I think the best way to introduce someone to the pleasures of wine is to start them off gently with something sweet and white, progressing to reds later. A great first wine might be a fresh, aromatic and slightly sweet wine like Italy’s Moscato d’Asti, then maybe a dry Sauvignon Blanc from New Zealand and finally a light, fruity red wine such as a Pinot Noir. Once she has discovered the delights of these, try her with a heavier red like Shiraz or Cabernet which both have more tannin, structure and complexity.

Many of my friends who are wine snobs are now refusing to drink Sauvignon Blanc. Is my favourite wine really going out of fashion?

The Sauvignon Blanc grape is grown all over the world, from the Loire Valley in France to northeast Italy, South Africa, California and, of course, New Zealand. So there are dozens of styles to choose from. If you’re bored of the typical ultra aromatic, crisp and acidic styles from New Zealand, why not try a more elegant and refined style from Pouilly Fume or Sancerre in the Loire Valley. Sauvignon Blanc can taste completely different when fermented or aged for a short period of time, so don’t ever banish a grape variety from your wine repertoire before you know all the styles available.

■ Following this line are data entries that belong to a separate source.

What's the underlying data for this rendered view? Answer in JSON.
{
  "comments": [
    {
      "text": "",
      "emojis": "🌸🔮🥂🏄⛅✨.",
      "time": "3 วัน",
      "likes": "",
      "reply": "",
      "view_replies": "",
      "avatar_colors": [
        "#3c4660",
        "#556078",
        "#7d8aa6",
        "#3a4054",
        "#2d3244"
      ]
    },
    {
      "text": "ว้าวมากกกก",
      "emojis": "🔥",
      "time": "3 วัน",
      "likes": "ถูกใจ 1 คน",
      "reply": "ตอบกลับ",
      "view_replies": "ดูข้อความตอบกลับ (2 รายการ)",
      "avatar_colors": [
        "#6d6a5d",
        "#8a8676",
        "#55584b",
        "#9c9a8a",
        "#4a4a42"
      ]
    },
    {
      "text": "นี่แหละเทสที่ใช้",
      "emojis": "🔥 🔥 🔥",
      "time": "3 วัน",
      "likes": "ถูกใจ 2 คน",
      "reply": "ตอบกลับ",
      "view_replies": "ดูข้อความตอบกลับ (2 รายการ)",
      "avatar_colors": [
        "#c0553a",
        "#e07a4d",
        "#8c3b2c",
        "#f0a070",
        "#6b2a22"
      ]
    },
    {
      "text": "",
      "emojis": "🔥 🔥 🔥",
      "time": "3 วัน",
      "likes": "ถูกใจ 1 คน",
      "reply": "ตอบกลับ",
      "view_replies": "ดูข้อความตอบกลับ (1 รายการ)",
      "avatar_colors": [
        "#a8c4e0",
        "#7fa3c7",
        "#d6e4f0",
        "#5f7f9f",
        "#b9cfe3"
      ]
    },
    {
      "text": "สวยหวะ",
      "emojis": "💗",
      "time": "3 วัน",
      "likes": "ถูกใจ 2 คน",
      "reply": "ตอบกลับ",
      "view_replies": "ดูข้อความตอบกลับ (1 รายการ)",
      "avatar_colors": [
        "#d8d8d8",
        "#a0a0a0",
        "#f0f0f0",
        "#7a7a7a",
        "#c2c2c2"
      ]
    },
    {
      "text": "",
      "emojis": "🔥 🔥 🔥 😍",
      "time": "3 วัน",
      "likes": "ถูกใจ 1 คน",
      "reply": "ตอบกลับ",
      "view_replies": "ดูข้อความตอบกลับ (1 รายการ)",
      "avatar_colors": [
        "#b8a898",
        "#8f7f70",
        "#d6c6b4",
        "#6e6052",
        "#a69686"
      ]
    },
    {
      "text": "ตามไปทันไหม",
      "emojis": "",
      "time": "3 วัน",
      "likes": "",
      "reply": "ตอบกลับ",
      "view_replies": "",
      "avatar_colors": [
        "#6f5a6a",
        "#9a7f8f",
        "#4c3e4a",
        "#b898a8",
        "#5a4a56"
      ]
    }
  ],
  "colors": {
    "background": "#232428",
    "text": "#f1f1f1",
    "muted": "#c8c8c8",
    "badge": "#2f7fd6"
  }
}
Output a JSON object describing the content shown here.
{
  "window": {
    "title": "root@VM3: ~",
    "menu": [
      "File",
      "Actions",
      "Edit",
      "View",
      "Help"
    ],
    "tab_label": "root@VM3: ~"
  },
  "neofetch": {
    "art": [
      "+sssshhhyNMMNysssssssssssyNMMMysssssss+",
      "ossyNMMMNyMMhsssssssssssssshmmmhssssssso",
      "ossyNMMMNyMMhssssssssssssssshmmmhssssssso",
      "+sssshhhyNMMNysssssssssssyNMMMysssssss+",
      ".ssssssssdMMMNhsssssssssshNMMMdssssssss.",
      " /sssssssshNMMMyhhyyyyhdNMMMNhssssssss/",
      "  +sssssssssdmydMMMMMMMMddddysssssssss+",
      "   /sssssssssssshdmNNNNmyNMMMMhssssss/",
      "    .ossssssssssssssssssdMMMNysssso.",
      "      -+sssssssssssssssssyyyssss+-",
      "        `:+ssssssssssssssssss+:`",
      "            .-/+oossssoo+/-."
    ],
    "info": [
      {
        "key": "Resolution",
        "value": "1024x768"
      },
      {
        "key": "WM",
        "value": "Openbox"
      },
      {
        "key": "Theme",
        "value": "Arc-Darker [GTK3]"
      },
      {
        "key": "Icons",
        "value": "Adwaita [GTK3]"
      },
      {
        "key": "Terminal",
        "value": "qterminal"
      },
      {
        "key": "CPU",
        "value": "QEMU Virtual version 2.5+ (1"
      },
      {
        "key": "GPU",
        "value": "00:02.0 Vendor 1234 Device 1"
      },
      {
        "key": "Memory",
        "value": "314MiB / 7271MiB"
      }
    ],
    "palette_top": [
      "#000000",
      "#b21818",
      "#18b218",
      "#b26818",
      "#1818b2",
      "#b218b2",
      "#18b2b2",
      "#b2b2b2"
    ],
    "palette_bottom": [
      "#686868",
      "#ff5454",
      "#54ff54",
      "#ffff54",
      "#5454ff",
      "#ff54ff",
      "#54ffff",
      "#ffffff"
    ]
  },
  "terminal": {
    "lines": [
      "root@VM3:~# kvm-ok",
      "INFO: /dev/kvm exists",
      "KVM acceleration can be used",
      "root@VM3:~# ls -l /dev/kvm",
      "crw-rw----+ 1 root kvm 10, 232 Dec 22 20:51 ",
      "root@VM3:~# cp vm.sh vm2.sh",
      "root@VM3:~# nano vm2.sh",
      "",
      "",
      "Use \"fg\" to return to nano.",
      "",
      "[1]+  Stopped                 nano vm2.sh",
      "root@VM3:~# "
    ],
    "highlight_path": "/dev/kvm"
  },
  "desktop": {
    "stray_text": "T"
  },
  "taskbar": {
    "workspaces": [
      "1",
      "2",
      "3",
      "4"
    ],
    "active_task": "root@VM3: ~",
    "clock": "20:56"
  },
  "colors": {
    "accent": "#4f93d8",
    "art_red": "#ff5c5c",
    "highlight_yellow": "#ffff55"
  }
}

With the stock market in turmoil is wine a good alternative investment for my savings?

Wines, like any investment, are not a sure thing, but over the last decade many wine investment funds outperformed all the major stock indexes and provided investors with huge profits. There are only a few true investment-grade wines and these wines need to be purchased “en primeur” (as futures) to be able to capture their full investment potential.